W późniejszych etapach rozmowy okazało się że jednak brałam udział w tym konkursie. Dwa tygodnie temu na tt wysłałam konkursowego tweeta z zdjęciem z papierową figurą jednego z chłopaków. Nie sądziłam w tedy, że oni w ogóle spojrzą na to zdjęcie, no ale spojrzeli. Około godziny 16 poszli. Kiedy tylko wyszli za drzwi ja w końcu mogłam się wykrzyczeć i wypiszczeć. Nie wiedziałam jednak że za drzwiami jeszcze ktoś został. Ja sprzątałam w domu i śpiewałam piosenki 1D. Tańczyłam po całym pokoju do ich piosenek nagle ktoś wziął mnie na ręce i zaczął śpiewać ze mną. Szybko odwróciłam głowę. To byl Harry. Ja szybko zeskoczyłam z jego rąk i się ogarnęłam. Zrobiło mi się strasznie głupio. Nie mogłam mu spojrzeć w oczy. Styles podszeł do mnie i dał mi karteczkę ze swoim numerem telefonu, a następnie podarł mój drugi bilet.
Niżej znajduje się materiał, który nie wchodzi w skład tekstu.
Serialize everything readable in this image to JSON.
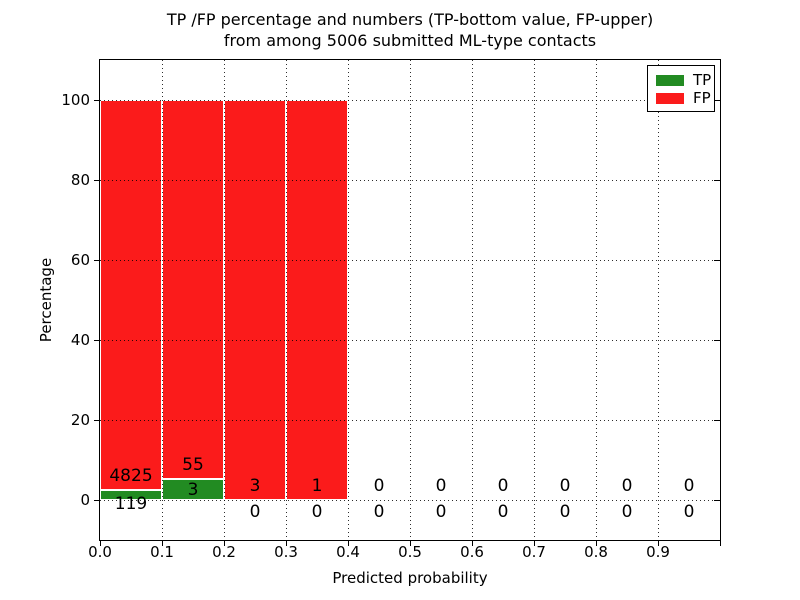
{
  "figure": {
    "background": "#ffffff",
    "title_line1": "TP /FP percentage and numbers (TP-bottom value, FP-upper)",
    "title_line2": "from among 5006 submitted ML-type contacts"
  },
  "chart_data": {
    "type": "bar",
    "stacked": true,
    "title": "TP /FP percentage and numbers (TP-bottom value, FP-upper)",
    "subtitle": "from among 5006 submitted ML-type contacts",
    "xlabel": "Predicted probability",
    "ylabel": "Percentage",
    "xlim": [
      0.0,
      1.0
    ],
    "ylim": [
      -10,
      110
    ],
    "xticks": [
      "0.0",
      "0.1",
      "0.2",
      "0.3",
      "0.4",
      "0.5",
      "0.6",
      "0.7",
      "0.8",
      "0.9"
    ],
    "yticks": [
      "0",
      "20",
      "40",
      "60",
      "80",
      "100"
    ],
    "grid": "dotted, both axes, drawn above bars",
    "bin_width": 0.1,
    "value_unit": "percentage of bin total (each non-empty bin stacks to 100%)",
    "series": [
      {
        "name": "TP",
        "color": "#228b22",
        "position": "bottom"
      },
      {
        "name": "FP",
        "color": "#fb1b1b",
        "position": "upper"
      }
    ],
    "bins": [
      {
        "x_start": 0.0,
        "x_end": 0.1,
        "tp": 119,
        "fp": 4825
      },
      {
        "x_start": 0.1,
        "x_end": 0.2,
        "tp": 3,
        "fp": 55
      },
      {
        "x_start": 0.2,
        "x_end": 0.3,
        "tp": 0,
        "fp": 3
      },
      {
        "x_start": 0.3,
        "x_end": 0.4,
        "tp": 0,
        "fp": 1
      },
      {
        "x_start": 0.4,
        "x_end": 0.5,
        "tp": 0,
        "fp": 0
      },
      {
        "x_start": 0.5,
        "x_end": 0.6,
        "tp": 0,
        "fp": 0
      },
      {
        "x_start": 0.6,
        "x_end": 0.7,
        "tp": 0,
        "fp": 0
      },
      {
        "x_start": 0.7,
        "x_end": 0.8,
        "tp": 0,
        "fp": 0
      },
      {
        "x_start": 0.8,
        "x_end": 0.9,
        "tp": 0,
        "fp": 0
      },
      {
        "x_start": 0.9,
        "x_end": 1.0,
        "tp": 0,
        "fp": 0
      }
    ],
    "legend": {
      "position": "upper right",
      "entries": [
        {
          "label": "TP",
          "color": "#228b22"
        },
        {
          "label": "FP",
          "color": "#fb1b1b"
        }
      ]
    }
  },
  "colors": {
    "tp_green": "#228b22",
    "fp_red": "#fb1b1b",
    "frame": "#000000",
    "background": "#ffffff",
    "bar_edge": "#ffffff"
  }
}
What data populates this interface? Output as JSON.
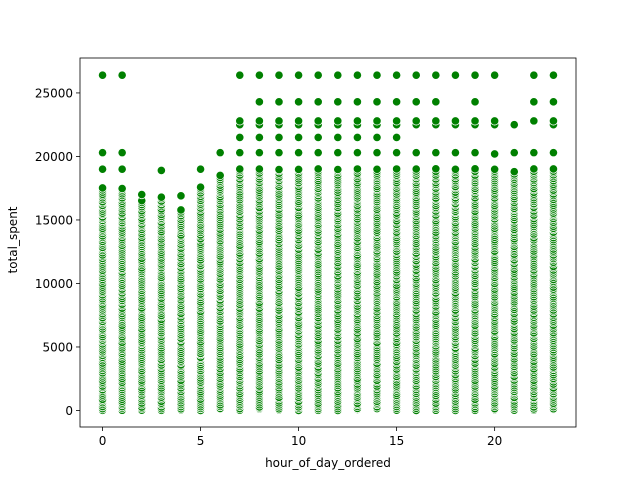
{
  "chart_data": {
    "type": "scatter",
    "title": "",
    "xlabel": "hour_of_day_ordered",
    "ylabel": "total_spent",
    "xlim": [
      -1.15,
      24.15
    ],
    "ylim": [
      -1300,
      27750
    ],
    "x_ticks": [
      0,
      5,
      10,
      15,
      20
    ],
    "y_ticks": [
      0,
      5000,
      10000,
      15000,
      20000,
      25000
    ],
    "x_tick_labels": [
      "0",
      "5",
      "10",
      "15",
      "20"
    ],
    "y_tick_labels": [
      "0",
      "5000",
      "10000",
      "15000",
      "20000",
      "25000"
    ],
    "grid": false,
    "legend": "none",
    "marker_color": "#008000",
    "marker_edge_color": "#ffffff",
    "series": [
      {
        "points_by_hour": [
          {
            "x": 0,
            "y_dense_max": 17500,
            "y_outliers": [
              19000,
              20300,
              26400
            ]
          },
          {
            "x": 1,
            "y_dense_max": 17500,
            "y_outliers": [
              19000,
              20300,
              26400
            ]
          },
          {
            "x": 2,
            "y_dense_max": 16500,
            "y_outliers": [
              17000
            ]
          },
          {
            "x": 3,
            "y_dense_max": 16800,
            "y_outliers": [
              18900
            ]
          },
          {
            "x": 4,
            "y_dense_max": 15800,
            "y_outliers": [
              16900
            ]
          },
          {
            "x": 5,
            "y_dense_max": 17600,
            "y_outliers": [
              19000
            ]
          },
          {
            "x": 6,
            "y_dense_max": 18500,
            "y_outliers": [
              20300
            ]
          },
          {
            "x": 7,
            "y_dense_max": 19000,
            "y_outliers": [
              20300,
              21500,
              22500,
              22800,
              26400
            ]
          },
          {
            "x": 8,
            "y_dense_max": 19000,
            "y_outliers": [
              20300,
              21500,
              22500,
              22800,
              24300,
              26400
            ]
          },
          {
            "x": 9,
            "y_dense_max": 19000,
            "y_outliers": [
              20300,
              21500,
              22500,
              22800,
              24300,
              26400
            ]
          },
          {
            "x": 10,
            "y_dense_max": 19000,
            "y_outliers": [
              20300,
              21500,
              22500,
              22800,
              24300,
              26400
            ]
          },
          {
            "x": 11,
            "y_dense_max": 19000,
            "y_outliers": [
              20300,
              21500,
              22500,
              22800,
              24300,
              26400
            ]
          },
          {
            "x": 12,
            "y_dense_max": 19000,
            "y_outliers": [
              20300,
              21500,
              22500,
              22800,
              24300,
              26400
            ]
          },
          {
            "x": 13,
            "y_dense_max": 19000,
            "y_outliers": [
              20300,
              21500,
              22500,
              22800,
              24300,
              26400
            ]
          },
          {
            "x": 14,
            "y_dense_max": 19000,
            "y_outliers": [
              20300,
              21500,
              22500,
              22800,
              24300,
              26400
            ]
          },
          {
            "x": 15,
            "y_dense_max": 19000,
            "y_outliers": [
              20300,
              21500,
              22500,
              22800,
              24300,
              26400
            ]
          },
          {
            "x": 16,
            "y_dense_max": 19000,
            "y_outliers": [
              20300,
              22500,
              22800,
              24300,
              26400
            ]
          },
          {
            "x": 17,
            "y_dense_max": 19000,
            "y_outliers": [
              20300,
              22500,
              22800,
              24300,
              26400
            ]
          },
          {
            "x": 18,
            "y_dense_max": 19000,
            "y_outliers": [
              20300,
              22500,
              22800,
              26400
            ]
          },
          {
            "x": 19,
            "y_dense_max": 19000,
            "y_outliers": [
              20300,
              22500,
              22800,
              24300,
              26400
            ]
          },
          {
            "x": 20,
            "y_dense_max": 19000,
            "y_outliers": [
              20200,
              22500,
              22800,
              26400
            ]
          },
          {
            "x": 21,
            "y_dense_max": 18800,
            "y_outliers": [
              20300,
              22500
            ]
          },
          {
            "x": 22,
            "y_dense_max": 19000,
            "y_outliers": [
              20300,
              22800,
              24300,
              26400
            ]
          },
          {
            "x": 23,
            "y_dense_max": 19000,
            "y_outliers": [
              20300,
              22500,
              22800,
              24300,
              26400
            ]
          }
        ]
      }
    ]
  }
}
-Ej dlaczego go podarłeś to była...moja...nagrodaaa ;c
-Nie chce żebyś przyszła tam z osobą towarzyszącą nie lubię mieć konkurencji.... To jak widzimy się po koncercie?
- Ty jeszcze pytasz ... No jasne, że się widzimy:)
Koncert był wspaniały, a randka po nim jeszcze lepsza . Bez buziaka się nie obyło. Potem wyjechali dalej koncertować. Codziennie ja i Harry dzwonimy do siebie. Wiemy, że nie możemy być razem, ale nic nie stoi na przeszkodzie żebyśmy byli przyjaciółmi :)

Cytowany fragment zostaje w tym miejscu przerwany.